Figuring out you love something can be rather easy sometimes. I figured out I loved my Mom when they first put me in her arms. I figured out my love for music in kindergarten when I became obsessed with the song All Around the World (La La La La La) by German Eurodance group ATC. There was something about that song that I just truly love which, of course, ensued hours and hours of it on repeat, numerous aggressive dance routines, and probably a sad mother. Sorry Mom, that song was a lot. I figured out I love, specifically, King Crab legs (opposed to other crabs) when, somewhere in my childhood, my Dad gave them to me for dinner. In retrospect I think I loved it for the experience.

There never seemed to be enough crab legs served at dinner, so it became a kind of battle. Who could get the most meat, the best crab, the best dinner. It was a challenge. It get to the rich savory meat you had to break through the spiky, firm shell. In winning the battle with the crab you were rewarded with, in my opinion, the best food to dip and drench in butter. The favors lasting and pure. A true gift of nature. I figured out I love to run this summer which I think is kinda weird, but really cool.

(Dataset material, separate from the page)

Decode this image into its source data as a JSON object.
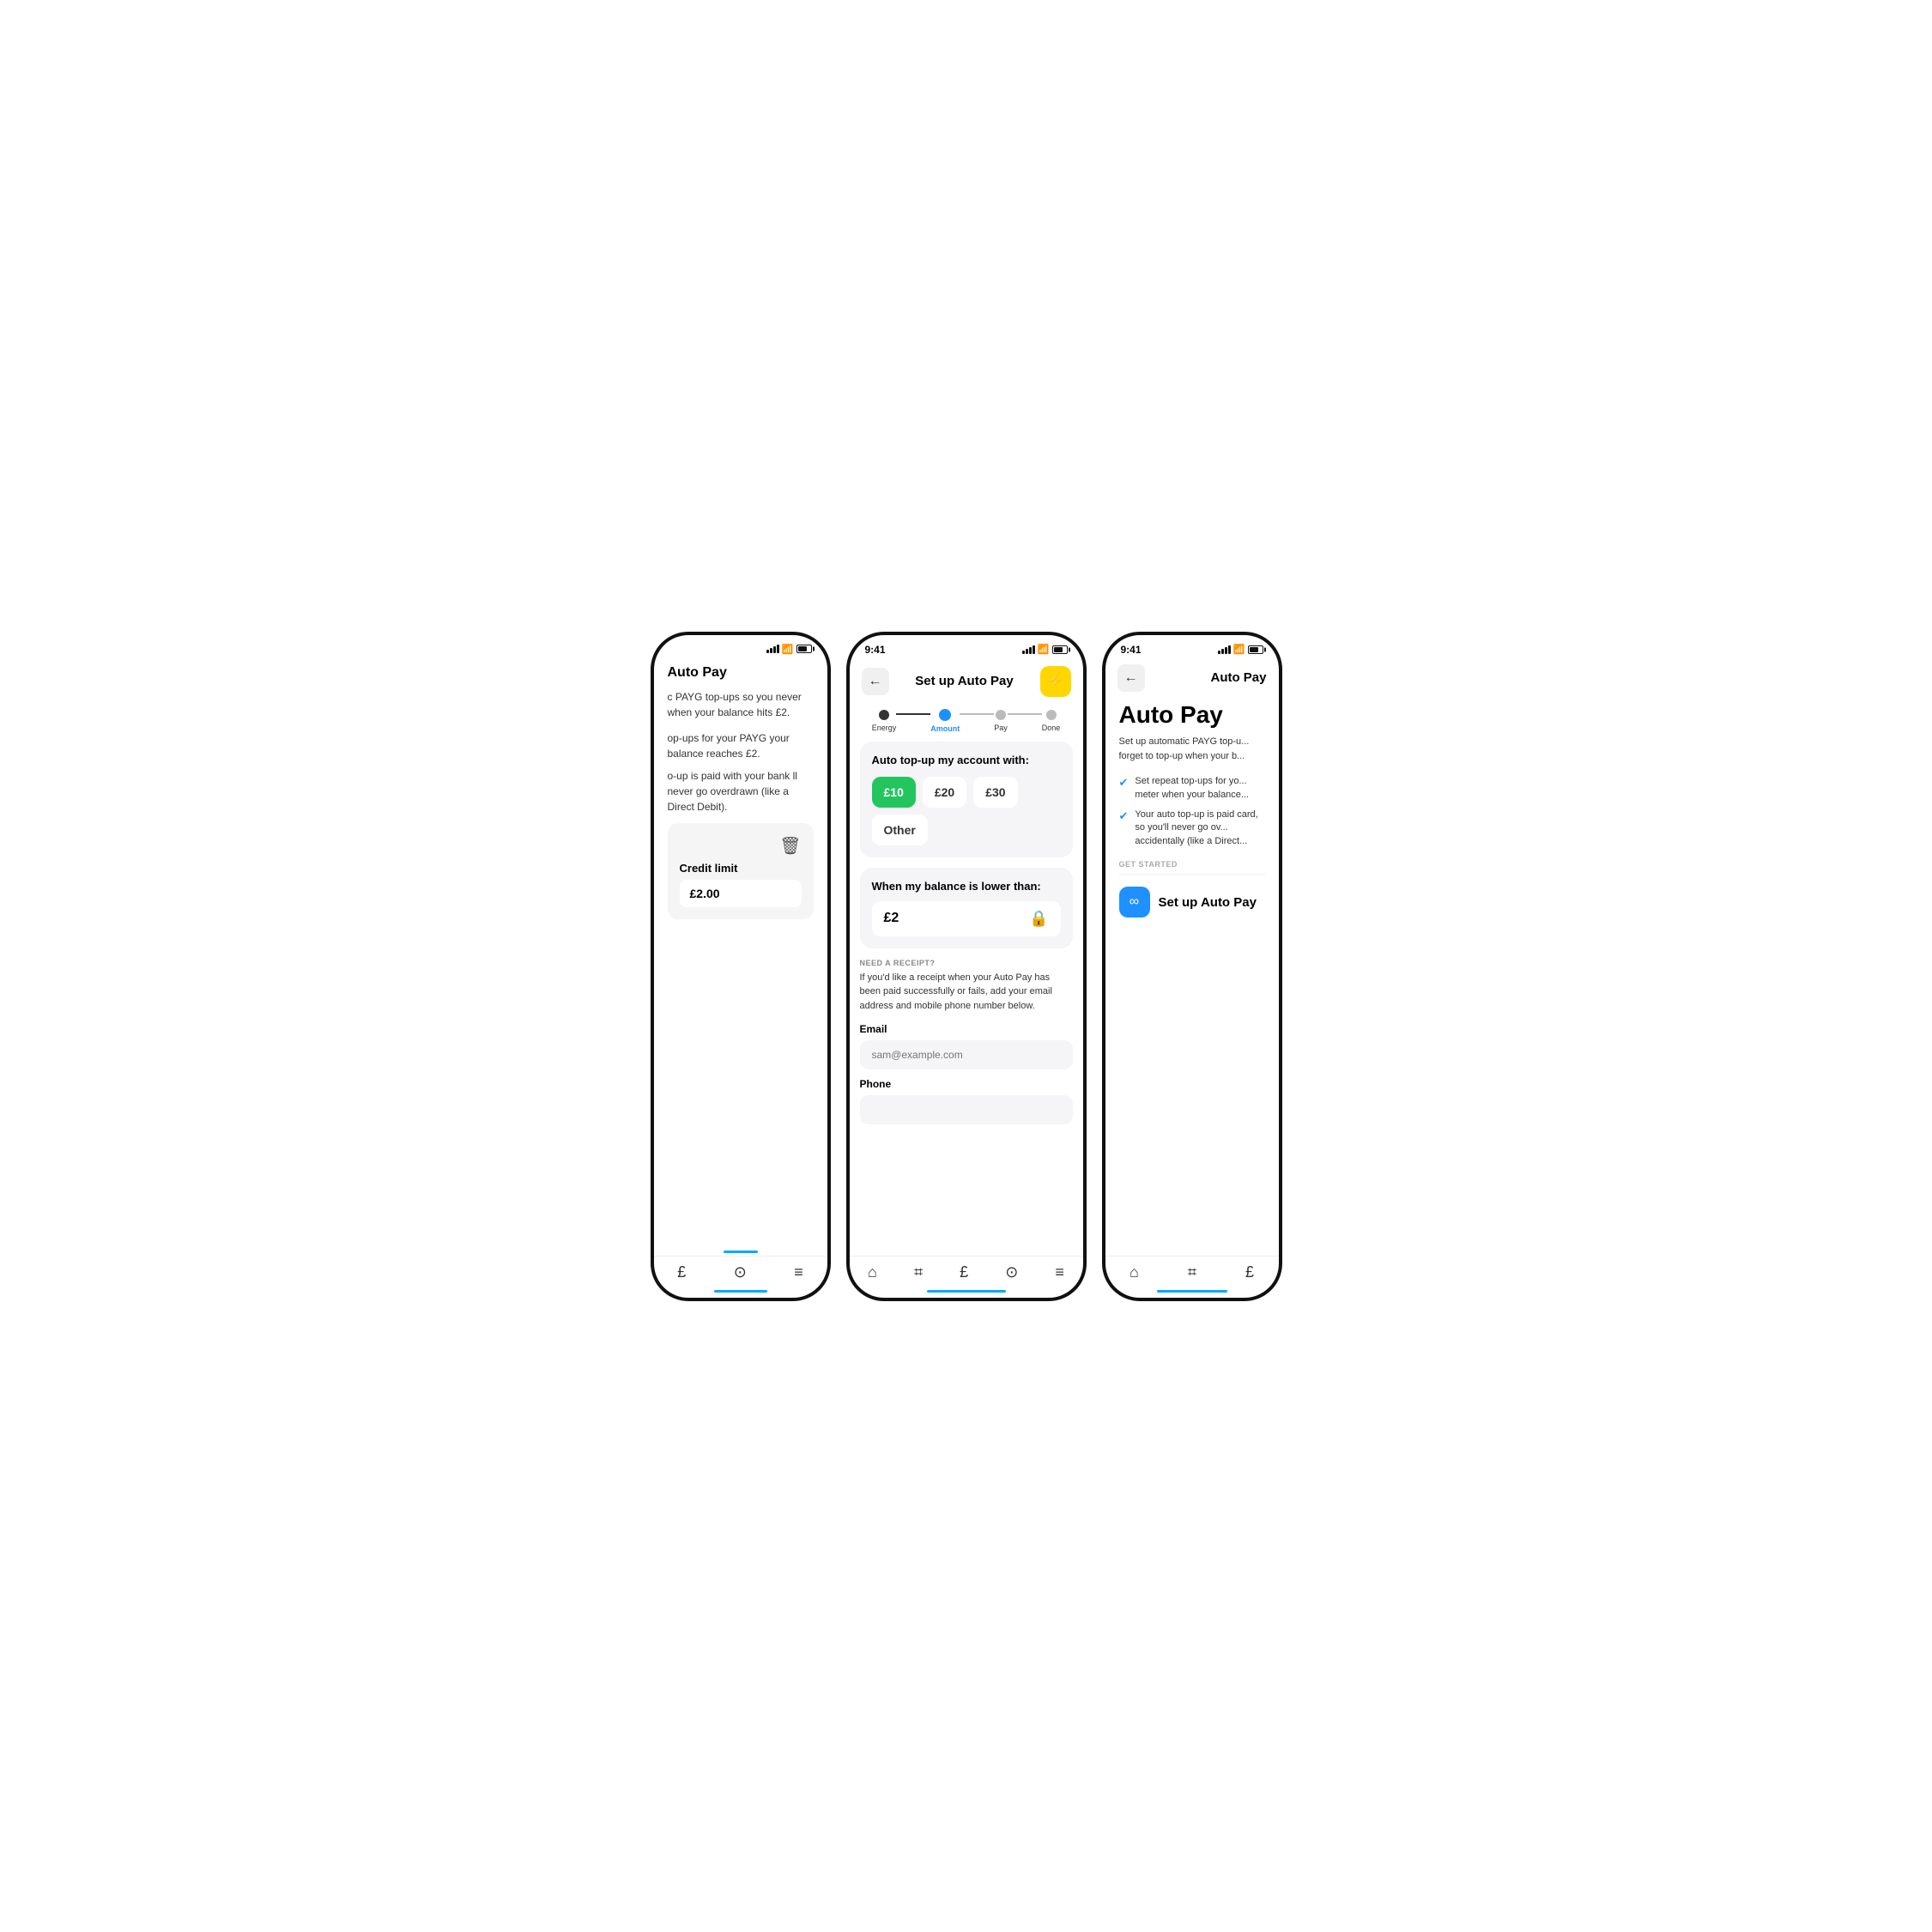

Why weird? Well let me explain. For most of my life, about 19 years of it, I hated running. I labeled myself a skier, a gymnast, an athlete, but never a runner. The mile run in middle school was so traumatizing that I only think I ran one of them in my three years there. Only running when I was forced to, I hated feeling out of breath, hated sweating, hated the feeling in my chest. I labeled myself as a person who couldn't run, and I believed that label. I stopped trying, and eventually I stopped running. Other than some failed attempts to jump start some workout kicks in high school, I didn't start regularly running till I went to college.

Half motivated by my friends and others, and half motivated by a want for change in my life, I started going to the gym. This was my first time actually consistently going to the gym. Due to sports in middle school and high school I had dobbled in the gym, but mostly only to as conditioning for skiing. I never was physically spending hours of my time in a gym. Now, my love did not come quick or easily, but that's ok because some love doesn't come easy. I think those kinds can actually be more rewarding, like the crab, it's a battle. It's a challenge. And that is what running was for me. First a battle, then a challenge. A challenge that I could fight, and sometimes win. I remember the first time I got on the treadmil in the basement gym of Stanford Hall. I decided I would just see if I could run one mile.

I bottomed out around .8 miles, and I was mad at myself. I was mad that I couldn't push myself enough to just make it to a mile. I was mad, but then I wasn't. I wasn't because I was also proud. I was proud was there, and that I tried, and I didn't just try, I tried my best. I think that moment really stuck with me. I am not a person who easily finds pride in myself, but running was something I could just be proud I did. It meant I was still putting in effort, still getting out of my room and going to the gym, still trying to stick to a self made promise to get in shape.

From there I started to like running. I liked the daily challenge, or rather game, I had with running. I could set goals, and reaching those goal meant I was getting stronger. Even better, when you reach your first goals all the other goals got a little easier to get to. Running was becoming funish. I still worked my body hard. I still did not like the uncomfortable and strenuous feeling of being out of breath. I still felt gross sweating, but the dislike was much less than it was in my past. I have found that in my life that I have to grow to like things. I am usually not a fan of first because they make some part of me anxious, and that apparently stresses my brain out.

Once I start doing something though I usually realize I really like it. The same internal principal applied to running, but in this case I just need more time to grow to like it then I normally do. But I eventually got there. It might have been over the summer when I started being able to run for hours on the trails around my house, it might have been when I could run along the river and breath with ease, or it might have been when I got back to school and actually understood what a runners high was. Somewhere along the way I started to love running. Looked forward to wandering over to the gym to see what my body could do today. It became a relief from the day. A time I could just hangout with myself and music, another thing I love.

Now, like music, running is something I don't think I will ever lose. Even if one day I can't run anymore I will still love it, and love the challenge, strength, and clarity it has offered me. I think it's also kinda cool that this is just the beginning of my running journey. My mom was an ultrarunner, and she didn't start loving running till after college. Anyway, we will just have to wait and see what happens, but for now, I am going to just keep playing the running game.